Right-wing leaders from several European countries have met in the Czech capital, Prague, to criticize the European Union and what they call a policy of "mass immigration."

The December 16 conference of the right-wing Europe of Nations and Freedoms (MENL) group in the European Parliament was attended by Marine Le Pen of France, Austrian Vice Chancellor Heinz-Christian Strache, Dutch politician Geert Wilders, and other rightist leaders.

"Brussels is an existential threat to our nation-states," Wilders said in criticism of the EU. He added that he hoped "Czechs will keep their doors firmly shut to mass migration."

The meeting was hosted by the Czech Republic's Freedom and Direct Democracy (SPD) party, which won nearly 11 percent of the vote in Czech parliamentary elections in October based on an anti-Islam and anti-immigrant platform.

Le Pen welcomed the announcement earlier in the day that Austria had established a government that includes a far-rightist party led by Strache.

She called it "very good news, excellent news for Europe" and echoed Wilders' harsh view of the EU.

"We are not xenophobes, we are opponents of the European Union," said Le Pen, the runner-up in France's May presidential election.
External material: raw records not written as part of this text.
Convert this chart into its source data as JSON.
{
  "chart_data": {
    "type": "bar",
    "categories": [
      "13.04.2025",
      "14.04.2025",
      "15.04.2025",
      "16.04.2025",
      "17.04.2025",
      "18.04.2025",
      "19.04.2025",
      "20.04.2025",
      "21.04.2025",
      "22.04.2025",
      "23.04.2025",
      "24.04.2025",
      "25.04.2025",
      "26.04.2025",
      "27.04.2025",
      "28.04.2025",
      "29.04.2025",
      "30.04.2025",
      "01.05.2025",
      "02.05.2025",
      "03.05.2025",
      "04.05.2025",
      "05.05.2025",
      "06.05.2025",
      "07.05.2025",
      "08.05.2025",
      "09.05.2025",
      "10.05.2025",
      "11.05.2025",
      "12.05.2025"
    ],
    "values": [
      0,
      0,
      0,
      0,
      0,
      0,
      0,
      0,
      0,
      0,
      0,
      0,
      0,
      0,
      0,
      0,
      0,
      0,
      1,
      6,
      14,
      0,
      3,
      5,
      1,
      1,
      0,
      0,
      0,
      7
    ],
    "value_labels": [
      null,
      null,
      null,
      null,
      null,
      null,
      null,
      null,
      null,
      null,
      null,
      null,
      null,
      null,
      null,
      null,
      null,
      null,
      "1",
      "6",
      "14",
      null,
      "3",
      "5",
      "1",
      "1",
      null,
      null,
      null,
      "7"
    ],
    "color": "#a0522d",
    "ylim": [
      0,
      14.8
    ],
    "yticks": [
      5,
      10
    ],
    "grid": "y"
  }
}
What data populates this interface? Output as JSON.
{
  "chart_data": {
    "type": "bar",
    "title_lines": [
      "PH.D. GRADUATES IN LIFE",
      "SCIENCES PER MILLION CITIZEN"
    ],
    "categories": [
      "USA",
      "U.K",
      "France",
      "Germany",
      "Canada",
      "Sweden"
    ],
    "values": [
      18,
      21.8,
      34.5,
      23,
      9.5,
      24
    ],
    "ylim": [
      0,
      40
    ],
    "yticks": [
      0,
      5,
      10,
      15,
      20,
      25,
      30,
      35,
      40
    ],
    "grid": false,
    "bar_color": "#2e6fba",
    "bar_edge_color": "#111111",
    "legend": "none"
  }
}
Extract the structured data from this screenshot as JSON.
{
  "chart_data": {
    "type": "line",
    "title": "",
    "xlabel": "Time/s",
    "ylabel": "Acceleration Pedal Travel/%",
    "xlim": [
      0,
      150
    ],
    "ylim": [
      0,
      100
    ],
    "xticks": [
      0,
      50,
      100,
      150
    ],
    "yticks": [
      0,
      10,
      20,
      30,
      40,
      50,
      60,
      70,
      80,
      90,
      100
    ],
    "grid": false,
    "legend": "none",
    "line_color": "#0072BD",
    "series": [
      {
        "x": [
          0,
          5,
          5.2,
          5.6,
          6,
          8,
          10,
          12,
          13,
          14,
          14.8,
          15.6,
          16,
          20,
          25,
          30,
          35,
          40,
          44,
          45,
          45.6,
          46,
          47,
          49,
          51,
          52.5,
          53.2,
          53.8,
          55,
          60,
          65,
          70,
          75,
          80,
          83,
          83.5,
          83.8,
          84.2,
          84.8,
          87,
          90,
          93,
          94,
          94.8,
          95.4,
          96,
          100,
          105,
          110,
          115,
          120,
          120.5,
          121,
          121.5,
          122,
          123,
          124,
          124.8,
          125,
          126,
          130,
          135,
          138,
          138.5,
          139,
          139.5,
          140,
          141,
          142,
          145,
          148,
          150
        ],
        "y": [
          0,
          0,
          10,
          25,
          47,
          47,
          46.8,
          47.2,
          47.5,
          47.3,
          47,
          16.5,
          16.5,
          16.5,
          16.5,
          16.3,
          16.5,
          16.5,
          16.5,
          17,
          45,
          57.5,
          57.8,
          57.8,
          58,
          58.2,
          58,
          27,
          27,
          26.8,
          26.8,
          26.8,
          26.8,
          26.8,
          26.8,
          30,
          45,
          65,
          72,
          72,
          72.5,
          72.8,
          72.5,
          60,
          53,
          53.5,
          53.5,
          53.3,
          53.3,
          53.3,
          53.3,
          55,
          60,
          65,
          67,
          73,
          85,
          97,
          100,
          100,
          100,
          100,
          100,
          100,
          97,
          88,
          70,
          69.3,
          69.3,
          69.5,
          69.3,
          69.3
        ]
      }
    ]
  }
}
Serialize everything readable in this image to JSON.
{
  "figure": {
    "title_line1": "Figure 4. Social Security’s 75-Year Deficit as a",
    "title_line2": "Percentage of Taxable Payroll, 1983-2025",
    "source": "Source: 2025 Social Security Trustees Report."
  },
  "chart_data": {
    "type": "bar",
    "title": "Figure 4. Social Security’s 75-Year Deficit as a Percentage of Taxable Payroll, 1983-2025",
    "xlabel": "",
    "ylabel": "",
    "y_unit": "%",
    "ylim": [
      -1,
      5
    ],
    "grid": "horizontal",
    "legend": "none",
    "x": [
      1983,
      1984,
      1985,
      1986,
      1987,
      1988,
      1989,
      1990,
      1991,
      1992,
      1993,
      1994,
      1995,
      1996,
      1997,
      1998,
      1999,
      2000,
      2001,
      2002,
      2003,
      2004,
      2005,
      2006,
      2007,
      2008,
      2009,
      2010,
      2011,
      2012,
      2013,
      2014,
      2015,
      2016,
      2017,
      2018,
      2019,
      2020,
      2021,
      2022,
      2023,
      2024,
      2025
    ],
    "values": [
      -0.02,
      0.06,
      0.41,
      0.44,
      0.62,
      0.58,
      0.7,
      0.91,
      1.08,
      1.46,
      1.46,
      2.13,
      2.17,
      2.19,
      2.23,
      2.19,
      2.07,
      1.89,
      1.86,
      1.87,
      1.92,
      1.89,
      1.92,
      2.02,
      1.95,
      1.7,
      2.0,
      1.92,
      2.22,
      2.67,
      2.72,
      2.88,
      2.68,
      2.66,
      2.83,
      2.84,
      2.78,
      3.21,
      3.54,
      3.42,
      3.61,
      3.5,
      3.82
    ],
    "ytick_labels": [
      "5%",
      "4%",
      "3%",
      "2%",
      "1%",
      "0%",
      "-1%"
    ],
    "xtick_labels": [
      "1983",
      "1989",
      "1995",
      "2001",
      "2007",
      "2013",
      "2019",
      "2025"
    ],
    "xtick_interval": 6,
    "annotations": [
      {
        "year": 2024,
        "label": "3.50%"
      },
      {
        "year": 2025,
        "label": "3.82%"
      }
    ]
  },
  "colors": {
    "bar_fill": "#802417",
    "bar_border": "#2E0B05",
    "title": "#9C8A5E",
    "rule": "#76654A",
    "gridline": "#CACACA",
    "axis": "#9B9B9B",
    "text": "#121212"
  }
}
"I think this is something we have in common [with the far right in the Czech Republic], because the European Union is a disastrous organization which is leading our continent to destruction through dilution, by drowning it in migrants, by the negation of the culture of our respective countries, by the draining of our diversity, because we like diversity."

"I like the fact that the Dutch are Dutch, that the Czechs are Czech, that the French are French, and that the Italians are Italian," she added, while sitting next to far-right SPD leader Tomio Okamura, whose father is Japanese.

"We want a Europe which respects national individuality, national identity, and freedom," Okamura said.

A group of some 200 protesters rallied outside the conference, which was held at a hotel on Prague's outskirts.

"We want to show that the Czech Republic is not indifferent to the manifestations of hatred, the spread of disinformation, which the SPD is committing," protest organizer Jan Cemper said.

Other far-right leaders attending the conference were from Italy, Belgium, Poland, Germany, and Great Britain.